The Students for Fair Admissions lawsuit against Harvard University demonstrates what's potentially in store for an employer defending itself against a sophisticated challenge to its diversity program—particularly one in which the issues are debated in the media as well as in the courtroom.

Lessons for employers:  The plaintiff claims that the university is disadvantaging Asian-Americans with its holistic admissions process.  A decision is likely months away, but there are lessons employers can learn should they become subject to a lawsuit over their diversity practices.

  • Expect senior officers to be put on the stand:  Witnesses called by the plaintiff in the Harvard case include not only chief admissions officers, but current and former university presidents.  They are kept on the stand for long periods of time.

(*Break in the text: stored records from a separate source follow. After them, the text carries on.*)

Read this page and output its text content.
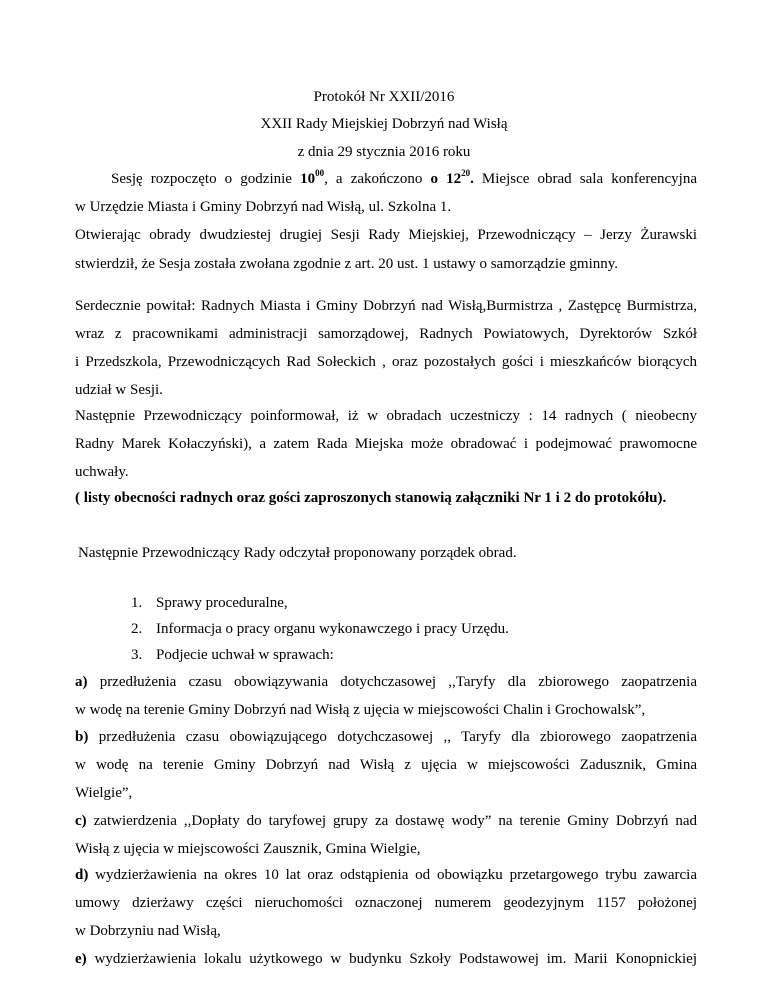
Protokół Nr XXII/2016
XXII Rady Miejskiej Dobrzyń nad Wisłą
z dnia 29 stycznia 2016 roku
Sesję rozpoczęto o godzinie $10^{00}$, a zakończono o $12^{20}$. Miejsce obrad sala konferencyjna
w Urzędzie Miasta i Gminy Dobrzyń nad Wisłą, ul. Szkolna 1.
Otwierając obrady dwudziestej drugiej Sesji Rady Miejskiej, Przewodniczący – Jerzy Żurawski
stwierdził, że Sesja została zwołana zgodnie z art. 20 ust. 1 ustawy o samorządzie gminny.
Serdecznie powitał: Radnych Miasta i Gminy Dobrzyń nad Wisłą,Burmistrza , Zastępcę Burmistrza,
wraz z pracownikami administracji samorządowej, Radnych Powiatowych, Dyrektorów Szkół
i Przedszkola, Przewodniczących Rad Sołeckich , oraz pozostałych gości i mieszkańców biorących
udział w Sesji.
Następnie Przewodniczący poinformował, iż w obradach uczestniczy : 14 radnych ( nieobecny
Radny Marek Kołaczyński), a zatem Rada Miejska może obradować i podejmować prawomocne
uchwały.
( listy obecności radnych oraz gości zaproszonych stanowią załączniki Nr 1 i 2 do protokółu).
Następnie Przewodniczący Rady odczytał proponowany porządek obrad.
1. Sprawy proceduralne,
2. Informacja o pracy organu wykonawczego i pracy Urzędu.
3. Podjecie uchwał w sprawach:
a) przedłużenia czasu obowiązywania dotychczasowej ,,Taryfy dla zbiorowego zaopatrzenia
w wodę na terenie Gminy Dobrzyń nad Wisłą z ujęcia w miejscowości Chalin i Grochowalsk”,
b) przedłużenia czasu obowiązującego dotychczasowej ,, Taryfy dla zbiorowego zaopatrzenia
w wodę na terenie Gminy Dobrzyń nad Wisłą z ujęcia w miejscowości Zadusznik, Gmina
Wielgie”,
c) zatwierdzenia ,,Dopłaty do taryfowej grupy za dostawę wody” na terenie Gminy Dobrzyń nad
Wisłą z ujęcia w miejscowości Zausznik, Gmina Wielgie,
d) wydzierżawienia na okres 10 lat oraz odstąpienia od obowiązku przetargowego trybu zawarcia
umowy dzierżawy części nieruchomości oznaczonej numerem geodezyjnym 1157 położonej
w Dobrzyniu nad Wisłą,
e) wydzierżawienia lokalu użytkowego w budynku Szkoły Podstawowej im. Marii Konopnickiej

  • The internal workings of your marketing and evaluation processes will be on full display:  The trial exposed details of the different PSAT benchmarks Harvard employed for various students from different racial backgrounds and geographies.  It is also exploring how and why each benchmark was developed.  One reason—a 2013 internal memo forced to the surface showed that using academic performance alone would mean Asian-Americans would take 43 percent of the first-year seats, too many for Harvard.

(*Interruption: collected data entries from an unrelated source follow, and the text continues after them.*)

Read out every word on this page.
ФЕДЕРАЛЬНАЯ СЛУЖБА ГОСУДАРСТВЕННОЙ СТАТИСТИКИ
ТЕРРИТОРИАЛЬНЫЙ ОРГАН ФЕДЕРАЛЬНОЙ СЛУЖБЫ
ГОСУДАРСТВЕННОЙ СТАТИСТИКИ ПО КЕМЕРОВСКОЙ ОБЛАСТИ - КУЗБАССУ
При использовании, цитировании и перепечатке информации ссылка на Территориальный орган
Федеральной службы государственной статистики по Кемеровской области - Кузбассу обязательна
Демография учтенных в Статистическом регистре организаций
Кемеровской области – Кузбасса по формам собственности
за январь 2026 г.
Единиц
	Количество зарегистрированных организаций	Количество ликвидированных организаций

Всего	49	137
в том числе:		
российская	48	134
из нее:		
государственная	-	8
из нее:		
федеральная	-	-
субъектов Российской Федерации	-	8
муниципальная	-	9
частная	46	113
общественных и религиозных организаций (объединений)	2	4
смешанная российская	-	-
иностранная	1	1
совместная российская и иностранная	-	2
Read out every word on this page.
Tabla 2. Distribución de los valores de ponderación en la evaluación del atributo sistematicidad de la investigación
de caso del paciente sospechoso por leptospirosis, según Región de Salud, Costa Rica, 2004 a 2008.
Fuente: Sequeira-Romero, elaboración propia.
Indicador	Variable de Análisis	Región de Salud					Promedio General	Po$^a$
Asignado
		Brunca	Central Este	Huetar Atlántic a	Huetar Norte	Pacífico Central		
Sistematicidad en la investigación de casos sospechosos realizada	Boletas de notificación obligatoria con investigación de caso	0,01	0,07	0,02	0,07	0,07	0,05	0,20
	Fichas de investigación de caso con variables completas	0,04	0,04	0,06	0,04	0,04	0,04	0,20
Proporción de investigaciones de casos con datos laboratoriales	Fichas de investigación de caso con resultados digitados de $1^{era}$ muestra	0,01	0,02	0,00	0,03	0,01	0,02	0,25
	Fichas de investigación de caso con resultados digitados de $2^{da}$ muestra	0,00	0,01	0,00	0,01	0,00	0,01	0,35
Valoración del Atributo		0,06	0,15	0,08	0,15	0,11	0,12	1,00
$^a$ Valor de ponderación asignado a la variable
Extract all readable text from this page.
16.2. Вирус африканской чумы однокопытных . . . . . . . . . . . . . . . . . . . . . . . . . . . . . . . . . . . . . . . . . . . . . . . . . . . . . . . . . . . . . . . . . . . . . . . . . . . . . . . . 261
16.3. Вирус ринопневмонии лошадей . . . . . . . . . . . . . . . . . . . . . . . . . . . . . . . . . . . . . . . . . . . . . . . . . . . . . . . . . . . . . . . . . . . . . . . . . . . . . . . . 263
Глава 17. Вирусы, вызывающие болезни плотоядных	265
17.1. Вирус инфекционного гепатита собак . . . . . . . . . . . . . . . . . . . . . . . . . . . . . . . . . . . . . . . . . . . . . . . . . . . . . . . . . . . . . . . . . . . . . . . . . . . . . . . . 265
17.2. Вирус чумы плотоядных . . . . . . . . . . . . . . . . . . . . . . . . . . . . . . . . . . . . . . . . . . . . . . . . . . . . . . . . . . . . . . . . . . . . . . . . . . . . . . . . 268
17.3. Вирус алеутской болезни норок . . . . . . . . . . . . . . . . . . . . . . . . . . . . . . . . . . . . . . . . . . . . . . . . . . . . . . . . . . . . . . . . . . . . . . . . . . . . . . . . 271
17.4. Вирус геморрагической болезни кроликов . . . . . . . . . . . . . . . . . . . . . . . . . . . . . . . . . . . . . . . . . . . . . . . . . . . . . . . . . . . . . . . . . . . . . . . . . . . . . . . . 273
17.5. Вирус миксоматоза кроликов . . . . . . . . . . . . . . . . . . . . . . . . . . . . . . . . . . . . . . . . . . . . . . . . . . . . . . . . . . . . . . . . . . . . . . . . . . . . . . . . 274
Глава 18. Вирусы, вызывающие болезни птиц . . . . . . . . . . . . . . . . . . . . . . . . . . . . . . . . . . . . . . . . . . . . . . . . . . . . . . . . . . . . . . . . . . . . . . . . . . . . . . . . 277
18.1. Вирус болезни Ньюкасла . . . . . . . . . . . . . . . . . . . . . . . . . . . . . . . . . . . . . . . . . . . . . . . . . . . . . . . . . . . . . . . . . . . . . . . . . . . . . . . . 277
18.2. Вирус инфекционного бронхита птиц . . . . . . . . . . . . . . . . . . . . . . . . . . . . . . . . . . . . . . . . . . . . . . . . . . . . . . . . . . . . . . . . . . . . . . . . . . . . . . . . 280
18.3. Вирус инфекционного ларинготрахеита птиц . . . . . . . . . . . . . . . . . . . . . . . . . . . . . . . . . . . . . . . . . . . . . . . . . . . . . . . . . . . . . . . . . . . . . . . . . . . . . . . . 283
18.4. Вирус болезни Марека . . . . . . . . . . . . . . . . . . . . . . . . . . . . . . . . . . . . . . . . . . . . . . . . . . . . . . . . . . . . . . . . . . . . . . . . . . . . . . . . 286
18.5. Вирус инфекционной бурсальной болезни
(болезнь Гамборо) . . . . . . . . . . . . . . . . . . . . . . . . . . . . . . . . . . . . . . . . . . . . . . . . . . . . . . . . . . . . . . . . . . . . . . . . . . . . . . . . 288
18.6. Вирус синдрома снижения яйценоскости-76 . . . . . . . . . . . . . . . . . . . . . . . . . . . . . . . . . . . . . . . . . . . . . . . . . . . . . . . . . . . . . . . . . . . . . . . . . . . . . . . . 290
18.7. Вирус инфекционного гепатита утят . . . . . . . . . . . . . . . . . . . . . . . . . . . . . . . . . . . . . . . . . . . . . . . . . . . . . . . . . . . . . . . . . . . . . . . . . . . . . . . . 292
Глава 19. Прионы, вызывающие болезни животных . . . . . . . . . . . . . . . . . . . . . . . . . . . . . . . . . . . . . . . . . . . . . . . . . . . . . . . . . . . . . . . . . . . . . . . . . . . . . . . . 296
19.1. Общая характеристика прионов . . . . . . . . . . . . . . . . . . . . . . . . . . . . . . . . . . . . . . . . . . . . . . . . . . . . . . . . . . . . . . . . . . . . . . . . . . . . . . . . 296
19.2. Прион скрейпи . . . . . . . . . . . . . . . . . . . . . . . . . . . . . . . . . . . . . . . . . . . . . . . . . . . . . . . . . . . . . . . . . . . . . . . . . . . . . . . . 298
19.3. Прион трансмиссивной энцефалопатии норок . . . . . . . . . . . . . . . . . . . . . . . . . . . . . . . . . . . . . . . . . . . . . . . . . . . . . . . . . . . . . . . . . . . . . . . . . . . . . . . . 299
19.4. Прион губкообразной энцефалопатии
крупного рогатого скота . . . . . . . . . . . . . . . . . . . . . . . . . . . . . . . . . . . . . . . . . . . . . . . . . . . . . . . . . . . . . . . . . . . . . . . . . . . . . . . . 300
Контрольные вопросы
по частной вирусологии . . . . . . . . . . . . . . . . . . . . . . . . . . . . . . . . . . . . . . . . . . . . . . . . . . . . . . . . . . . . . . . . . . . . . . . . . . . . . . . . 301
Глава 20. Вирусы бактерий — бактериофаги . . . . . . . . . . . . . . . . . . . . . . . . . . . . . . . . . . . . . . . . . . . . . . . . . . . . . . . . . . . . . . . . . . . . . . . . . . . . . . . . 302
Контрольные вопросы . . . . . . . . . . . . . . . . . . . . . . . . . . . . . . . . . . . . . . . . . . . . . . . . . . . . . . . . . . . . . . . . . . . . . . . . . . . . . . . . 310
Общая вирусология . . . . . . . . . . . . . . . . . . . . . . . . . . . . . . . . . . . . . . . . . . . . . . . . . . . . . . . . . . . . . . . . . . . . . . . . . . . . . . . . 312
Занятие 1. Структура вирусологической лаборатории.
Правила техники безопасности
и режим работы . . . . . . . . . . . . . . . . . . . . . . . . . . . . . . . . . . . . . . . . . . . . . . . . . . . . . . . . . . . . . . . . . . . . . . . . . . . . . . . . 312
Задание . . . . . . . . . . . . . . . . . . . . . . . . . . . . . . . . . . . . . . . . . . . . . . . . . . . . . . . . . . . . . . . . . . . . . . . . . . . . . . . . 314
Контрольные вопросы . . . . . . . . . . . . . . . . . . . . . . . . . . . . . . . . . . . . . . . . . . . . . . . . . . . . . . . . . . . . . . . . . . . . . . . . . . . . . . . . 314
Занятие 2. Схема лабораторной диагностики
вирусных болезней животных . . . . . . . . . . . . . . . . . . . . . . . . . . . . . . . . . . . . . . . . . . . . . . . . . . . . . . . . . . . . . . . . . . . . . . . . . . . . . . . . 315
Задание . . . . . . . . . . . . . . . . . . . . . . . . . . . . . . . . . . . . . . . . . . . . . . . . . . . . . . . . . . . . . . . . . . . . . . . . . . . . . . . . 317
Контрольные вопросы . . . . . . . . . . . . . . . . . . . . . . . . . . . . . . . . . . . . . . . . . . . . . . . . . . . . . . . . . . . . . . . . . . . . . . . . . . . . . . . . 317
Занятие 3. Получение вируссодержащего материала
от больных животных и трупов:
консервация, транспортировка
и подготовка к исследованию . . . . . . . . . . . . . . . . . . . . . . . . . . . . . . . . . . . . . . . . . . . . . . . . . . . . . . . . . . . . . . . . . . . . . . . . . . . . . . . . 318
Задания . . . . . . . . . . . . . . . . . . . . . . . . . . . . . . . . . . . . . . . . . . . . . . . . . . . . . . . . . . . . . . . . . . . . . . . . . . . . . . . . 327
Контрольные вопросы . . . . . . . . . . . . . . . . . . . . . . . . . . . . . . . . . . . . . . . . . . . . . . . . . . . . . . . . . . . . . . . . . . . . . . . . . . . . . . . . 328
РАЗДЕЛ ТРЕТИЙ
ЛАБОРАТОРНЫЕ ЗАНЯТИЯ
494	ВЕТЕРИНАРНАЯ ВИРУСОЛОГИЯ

  • Subjective criteria may need to be measurable:  During one examination, the Dean of Harvard College testified he worried that letting the level of African-American students drop to 10 percent ran the risk of creating a “token” experience.  The judge interrupted, asking him how he measures what’s enough.  “I don’t think there’s a quantitative number,” he said, rather there need to be enough minorities that stereotypes would be “broken.”

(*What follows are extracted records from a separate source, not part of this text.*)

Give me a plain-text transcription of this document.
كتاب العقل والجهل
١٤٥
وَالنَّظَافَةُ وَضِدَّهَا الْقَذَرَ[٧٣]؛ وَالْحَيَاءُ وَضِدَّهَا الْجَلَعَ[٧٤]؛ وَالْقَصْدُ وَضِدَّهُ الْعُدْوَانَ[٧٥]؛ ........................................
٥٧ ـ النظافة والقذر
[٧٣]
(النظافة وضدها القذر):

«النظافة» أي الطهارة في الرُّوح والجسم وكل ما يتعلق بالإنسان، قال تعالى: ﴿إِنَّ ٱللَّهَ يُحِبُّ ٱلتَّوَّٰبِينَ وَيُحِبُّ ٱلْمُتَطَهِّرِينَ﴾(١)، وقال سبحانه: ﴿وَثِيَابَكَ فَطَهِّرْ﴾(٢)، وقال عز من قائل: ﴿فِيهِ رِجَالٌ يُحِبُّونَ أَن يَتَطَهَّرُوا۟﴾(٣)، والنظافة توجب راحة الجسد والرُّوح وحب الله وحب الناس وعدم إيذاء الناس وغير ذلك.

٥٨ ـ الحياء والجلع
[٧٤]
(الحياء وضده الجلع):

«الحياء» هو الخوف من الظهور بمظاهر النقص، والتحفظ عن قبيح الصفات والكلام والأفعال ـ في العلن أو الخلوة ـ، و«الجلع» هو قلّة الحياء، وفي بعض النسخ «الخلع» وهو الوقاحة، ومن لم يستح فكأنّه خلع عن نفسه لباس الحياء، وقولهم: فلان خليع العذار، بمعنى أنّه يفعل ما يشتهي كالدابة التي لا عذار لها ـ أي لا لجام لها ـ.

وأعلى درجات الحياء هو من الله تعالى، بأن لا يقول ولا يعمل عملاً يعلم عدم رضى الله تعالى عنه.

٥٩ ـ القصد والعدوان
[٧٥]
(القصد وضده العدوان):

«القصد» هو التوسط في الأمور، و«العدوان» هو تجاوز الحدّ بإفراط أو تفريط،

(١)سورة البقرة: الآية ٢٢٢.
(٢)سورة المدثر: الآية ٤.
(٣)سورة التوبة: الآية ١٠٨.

  • Be prepared to communicate your rationale broadly:  Reliance on glib slogans, infographics, and carefully crafted legal arguments won’t be sufficient.  The Court’s prior consideration of the Constitution’s Equal Protection Clause means defenders must work from a set of reasoned, well-documented policy arguments that can be incorporated into pleadings.  A good example is a piece published in the Philadelphia Enquirer by the dean of Princeton’s Woodrow Wilson School.  Saying the aim is to “assemble a group of students who will contribute to a robust educational environment,” she argues that “grades and scores have been shown to be imperfect predictors of academic potential and are insufficient to distinguish strengths in domains outside test-taking,” acting to keep out future leaders.

Outlook:  At this time, challenges to affirmative action are focused primarily on educational institutions.  This gives chief human resource officers an opportunity to begin thinking how they would defend their company’s diversity programs from a similar attack.